The U.N. said in a report that one in eight, or 12.5 percent, of the world’s population are undernourished, which represents a steady decline over the past two decades, from 18.6 percent. Between 1990 and 2007, the number of those who went hungry actually decreased more than previously thought.
The new measurement, the report said, shows that there were just over 1 billion people who went hungry in 1990. This means in the past 22 years, the number dropped by 130 million.
However, in the past five years, the overall progress against global hunger has slowed down and leveled off.
Updated information on countries’ food supplies, food losses, dietary requirements, populations, and other factors contributed to the more accurate metrics, the U.N. said.
But the heads of several U.N. food and agriculture agencies said that “in today’s world of unprecedented technical and economic opportunities, we find it entirely unacceptable that more than 100 million children under five are underweight, and therefore unable to realize their full human and socio-economic potential,” according to a statement. The U.N. officials said that more than 2.5 million children die each year due to malnutrition.
They added that recovery in the recent global financial meltdown “remains fragile” and underscored that hundreds of millions of people are going hungry.
“We nonetheless appeal to the international community to make extra efforts to assist the poorest in realizing their basic human right to adequate food. The world has the knowledge and the means to eliminate all forms of food insecurity and malnutrition,” the statement reads.
The vast majority of hungry people, or 852 million, live in developing Asian and African countries. In the Asia-Pacific region, the number of malnourished declined nearly 30 percent in two decades, but African countries saw an increase of people who go hungry from 175 million to 239 million in the same time frame, the U.N. said.

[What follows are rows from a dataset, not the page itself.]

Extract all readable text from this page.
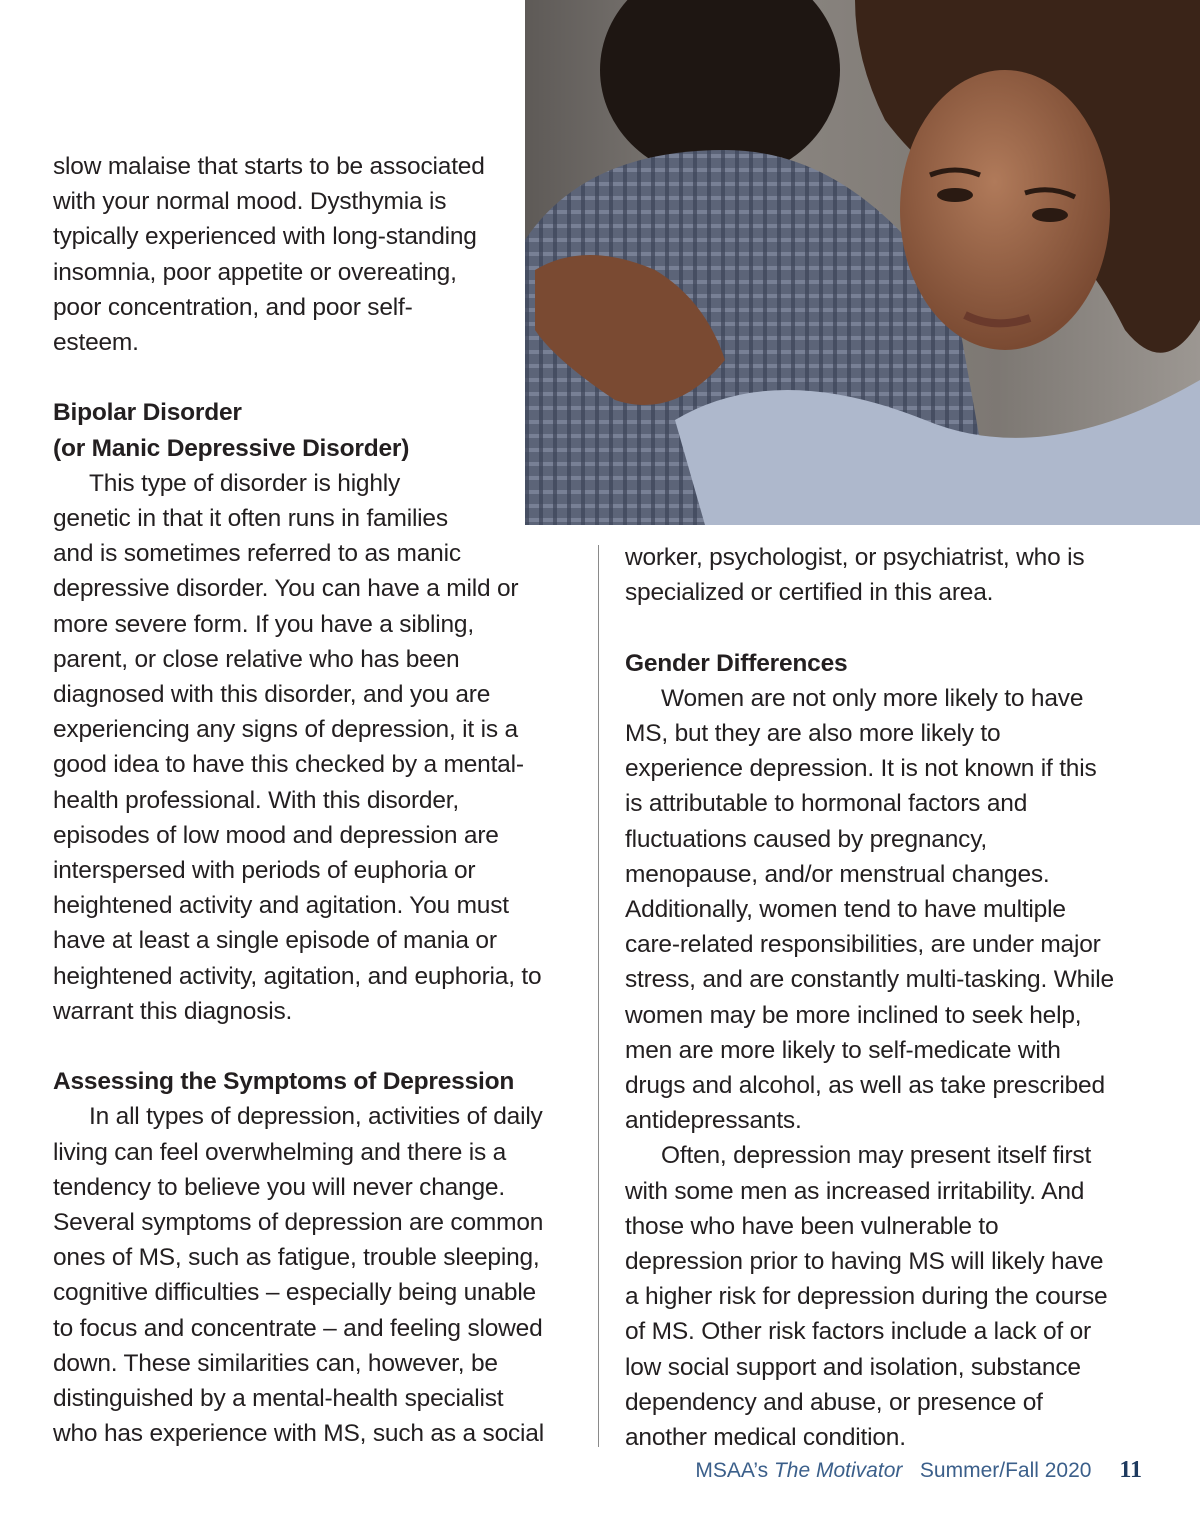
slow malaise that starts to be associated
with your normal mood. Dysthymia is
typically experienced with long-standing
insomnia, poor appetite or overeating,
poor concentration, and poor self-
esteem.

Bipolar Disorder
(or Manic Depressive Disorder)

This type of disorder is highly
genetic in that it often runs in families
and is sometimes referred to as manic
depressive disorder. You can have a mild or
more severe form. If you have a sibling,
parent, or close relative who has been
diagnosed with this disorder, and you are
experiencing any signs of depression, it is a
good idea to have this checked by a mental-
health professional. With this disorder,
episodes of low mood and depression are
interspersed with periods of euphoria or
heightened activity and agitation. You must
have at least a single episode of mania or
heightened activity, agitation, and euphoria, to
warrant this diagnosis.

Assessing the Symptoms of Depression

In all types of depression, activities of daily
living can feel overwhelming and there is a
tendency to believe you will never change.
Several symptoms of depression are common
ones of MS, such as fatigue, trouble sleeping,
cognitive difficulties – especially being unable
to focus and concentrate – and feeling slowed
down. These similarities can, however, be
distinguished by a mental-health specialist
who has experience with MS, such as a social

worker, psychologist, or psychiatrist, who is
specialized or certified in this area.

Gender Differences

Women are not only more likely to have
MS, but they are also more likely to
experience depression. It is not known if this
is attributable to hormonal factors and
fluctuations caused by pregnancy,
menopause, and/or menstrual changes.
Additionally, women tend to have multiple
care-related responsibilities, are under major
stress, and are constantly multi-tasking. While
women may be more inclined to seek help,
men are more likely to self-medicate with
drugs and alcohol, as well as take prescribed
antidepressants.

Often, depression may present itself first
with some men as increased irritability. And
those who have been vulnerable to
depression prior to having MS will likely have
a higher risk for depression during the course
of MS. Other risk factors include a lack of or
low social support and isolation, substance
dependency and abuse, or presence of
another medical condition.

MSAA’s The Motivator Summer/Fall 2020 11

Referring to the U.N.’s figures, Luca Chinotti of the aid agency Oxfam said in a statement that “the fact that almost 870 million people—more than the population of the U.S., Europe and Canada—are hungry in a world which produces enough for everyone to eat is the biggest scandal of our time.”
Chinotti called on world governments to come up with a better approach to managing food and natural resources.
“Political inaction means high and volatile food prices, lack of investment in agriculture, gender inequality, land grabs, and climate change are in danger of reversing past gains in the fight against hunger,” he said.
Over the past several months, food prices have risen around the world due to drought in crop-producing states in the United States, Russia, and in other countries.